When the government decided to bow to the reality of increased longevity and scrap the default retirement age (DRA) in January, it took away one of the fundamental building blocks of final salary pension schemes. The DRA officially ends on 1 October this year, but transitional arrangements kick in from the start of the new tax year on 6 April, which leaves employers little time to sort out what this means to them and their occupational pension schemes.
There are a number of questions that spring up once the DRA falls away. First is the need to sort out what has to be done to bring someone’s career with a company to an end. This is only indirectly a pensions question; it is first and foremost an employment question and an HR nightmare.
It is also, rather menacingly, an employment law issue - particularly if you get it wrong - with a hearing before a tribunal on an age discrimination claim awaiting, in all probability.
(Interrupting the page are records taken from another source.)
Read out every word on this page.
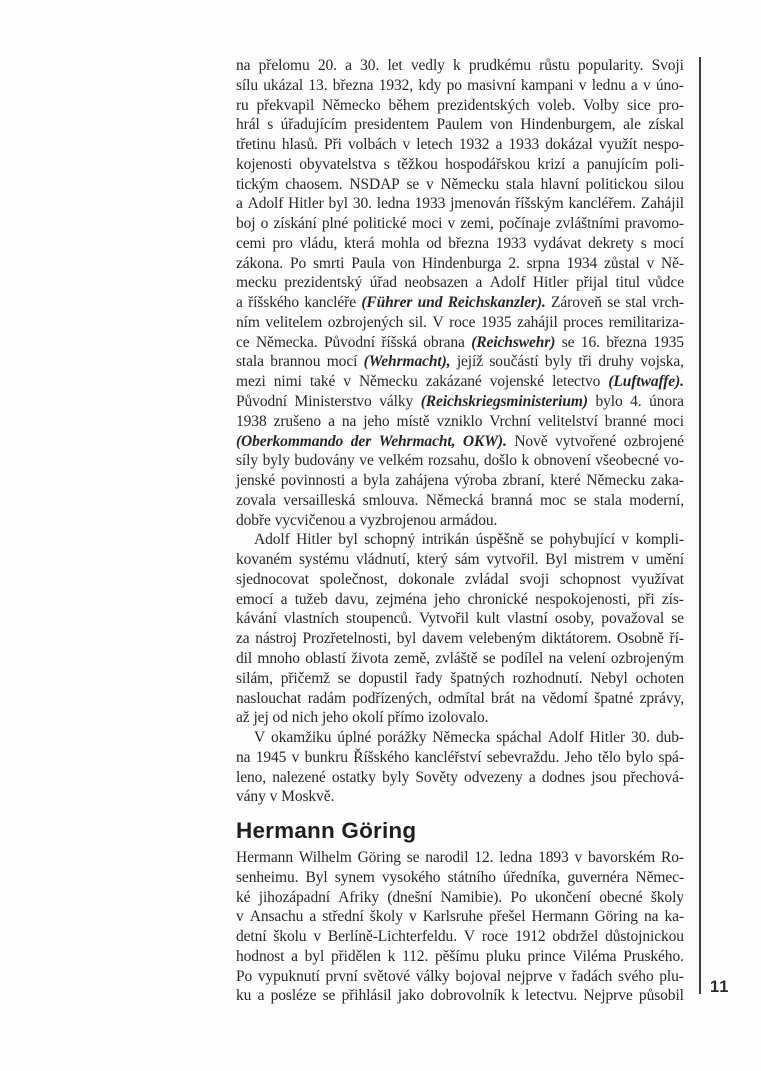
na přelomu 20. a 30. let vedly k prudkému růstu popularity. Svoji
sílu ukázal 13. března 1932, kdy po masivní kampani v lednu a v úno-
ru překvapil Německo během prezidentských voleb. Volby sice pro-
hrál s úřadujícím presidentem Paulem von Hindenburgem, ale získal
třetinu hlasů. Při volbách v letech 1932 a 1933 dokázal využít nespo-
kojenosti obyvatelstva s těžkou hospodářskou krizí a panujícím poli-
tickým chaosem. NSDAP se v Německu stala hlavní politickou silou
a Adolf Hitler byl 30. ledna 1933 jmenován říšským kancléřem. Zahájil
boj o získání plné politické moci v zemi, počínaje zvláštními pravomo-
cemi pro vládu, která mohla od března 1933 vydávat dekrety s mocí
zákona. Po smrti Paula von Hindenburga 2. srpna 1934 zůstal v Ně-
mecku prezidentský úřad neobsazen a Adolf Hitler přijal titul vůdce
a říšského kancléře (Führer und Reichskanzler). Zároveň se stal vrch-
ním velitelem ozbrojených sil. V roce 1935 zahájil proces remilitariza-
ce Německa. Původní říšská obrana (Reichswehr) se 16. března 1935
stala brannou mocí (Wehrmacht), jejíž součástí byly tři druhy vojska,
mezi nimi také v Německu zakázané vojenské letectvo (Luftwaffe).
Původní Ministerstvo války (Reichskriegsministerium) bylo 4. února
1938 zrušeno a na jeho místě vzniklo Vrchní velitelství branné moci
(Oberkommando der Wehrmacht, OKW). Nově vytvořené ozbrojené
síly byly budovány ve velkém rozsahu, došlo k obnovení všeobecné vo-
jenské povinnosti a byla zahájena výroba zbraní, které Německu zaka-
zovala versailleská smlouva. Německá branná moc se stala moderní,
dobře vycvičenou a vyzbrojenou armádou.
Adolf Hitler byl schopný intrikán úspěšně se pohybující v kompli-
kovaném systému vládnutí, který sám vytvořil. Byl mistrem v umění
sjednocovat společnost, dokonale zvládal svoji schopnost využívat
emocí a tužeb davu, zejména jeho chronické nespokojenosti, při zís-
kávání vlastních stoupenců. Vytvořil kult vlastní osoby, považoval se
za nástroj Prozřetelnosti, byl davem velebeným diktátorem. Osobně ří-
dil mnoho oblastí života země, zvláště se podílel na velení ozbrojeným
silám, přičemž se dopustil řady špatných rozhodnutí. Nebyl ochoten
naslouchat radám podřízených, odmítal brát na vědomí špatné zprávy,
až jej od nich jeho okolí přímo izolovalo.
V okamžiku úplné porážky Německa spáchal Adolf Hitler 30. dub-
na 1945 v bunkru Říšského kancléřství sebevraždu. Jeho tělo bylo spá-
leno, nalezené ostatky byly Sověty odvezeny a dodnes jsou přechová-
vány v Moskvě.
Hermann Göring
Hermann Wilhelm Göring se narodil 12. ledna 1893 v bavorském Ro-
senheimu. Byl synem vysokého státního úředníka, guvernéra Němec-
ké jihozápadní Afriky (dnešní Namibie). Po ukončení obecné školy
v Ansachu a střední školy v Karlsruhe přešel Hermann Göring na ka-
detní školu v Berlíně-Lichterfeldu. V roce 1912 obdržel důstojnickou
hodnost a byl přidělen k 112. pěšímu pluku prince Viléma Pruského.
Po vypuknutí první světové války bojoval nejprve v řadách svého plu-
ku a posléze se přihlásil jako dobrovolník k letectvu. Nejprve působil 11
This is a new problem. Until now, there simply was no issue. You could choose to allow someone to keep working beyond retirement, but they had no right of continued employment. No dismissal was necessary. Employees just went, or they asked to stay. You said yes or no, with no possible grounds for argument from the employee’s side. All that has now been swept away.
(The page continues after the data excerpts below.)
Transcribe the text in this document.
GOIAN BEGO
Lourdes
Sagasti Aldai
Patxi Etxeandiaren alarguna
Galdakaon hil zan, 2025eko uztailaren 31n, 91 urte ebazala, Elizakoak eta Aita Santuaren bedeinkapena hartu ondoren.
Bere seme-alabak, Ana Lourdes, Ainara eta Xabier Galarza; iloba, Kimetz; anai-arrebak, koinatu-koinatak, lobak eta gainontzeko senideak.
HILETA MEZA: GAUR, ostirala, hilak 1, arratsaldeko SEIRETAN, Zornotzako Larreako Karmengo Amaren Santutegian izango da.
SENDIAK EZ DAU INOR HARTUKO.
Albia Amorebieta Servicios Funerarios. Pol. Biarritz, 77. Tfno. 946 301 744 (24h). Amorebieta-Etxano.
Employers can still operate a compulsory retirement age, but only if they can objectively justify it. Physically demanding jobs would be a case in point, as would physically dangerous jobs where good co-ordination and personal fitness were vital. But for most companies with white-collar employees? Forget it.
The next question is very much pensions-related. The concept of a “final salary” is at the heart of final salary pension schemes. Scrapping the DRA does away at a stroke with that neat point in time where you could pencil in a guestimate for Joe Blogg’s final salary. That guestimate is no longer relevant and you will have little luck trying to replace it with a question like: “When, exactly, do I think Bloggs is likely to retire?”
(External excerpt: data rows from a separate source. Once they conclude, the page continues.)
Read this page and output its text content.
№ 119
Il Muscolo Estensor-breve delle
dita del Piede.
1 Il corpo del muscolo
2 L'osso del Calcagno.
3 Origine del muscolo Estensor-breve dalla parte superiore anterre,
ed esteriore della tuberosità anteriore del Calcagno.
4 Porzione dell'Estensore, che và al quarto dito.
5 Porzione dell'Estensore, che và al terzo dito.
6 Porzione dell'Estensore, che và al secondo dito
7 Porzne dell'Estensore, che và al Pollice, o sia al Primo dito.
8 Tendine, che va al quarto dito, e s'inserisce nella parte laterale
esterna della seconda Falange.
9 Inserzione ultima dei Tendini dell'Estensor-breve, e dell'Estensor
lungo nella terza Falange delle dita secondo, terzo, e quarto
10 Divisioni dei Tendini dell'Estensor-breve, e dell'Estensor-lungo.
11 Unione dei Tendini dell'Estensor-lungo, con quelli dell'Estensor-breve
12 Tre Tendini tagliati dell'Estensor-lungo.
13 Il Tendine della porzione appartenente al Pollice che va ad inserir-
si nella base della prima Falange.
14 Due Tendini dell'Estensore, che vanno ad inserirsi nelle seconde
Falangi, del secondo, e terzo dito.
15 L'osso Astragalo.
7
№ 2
However, Alex Waite, partner and head of corporate consulting at actuaries Lane Clark & Peacock, counsels not to make too much of this fuzziness in end dates. In reality, it has always been difficult to work out the real value of final salary scheme liabilities since no one really knows in 2011 what salaries are going to be like in 2041. We might have near-stagnant growth for 30 years, or we might have one or more intensive bursts of high or even hyper-inflation: the outcomes for each scenario would be wildly different. Add to that the fact that people have never routinely worked until 65. They often take early retirement, which throws the numbers out.
There is somewhere to look for a test case: Waite points to the fact that the US did away with the DRA many years ago, and employers worked out how to cope there.
“My stance on this is to encourage good employers to think about how they can help their employees to retire at a realistic age. Realistic here means that you have to have performance-related criteria you can judge against,” he says.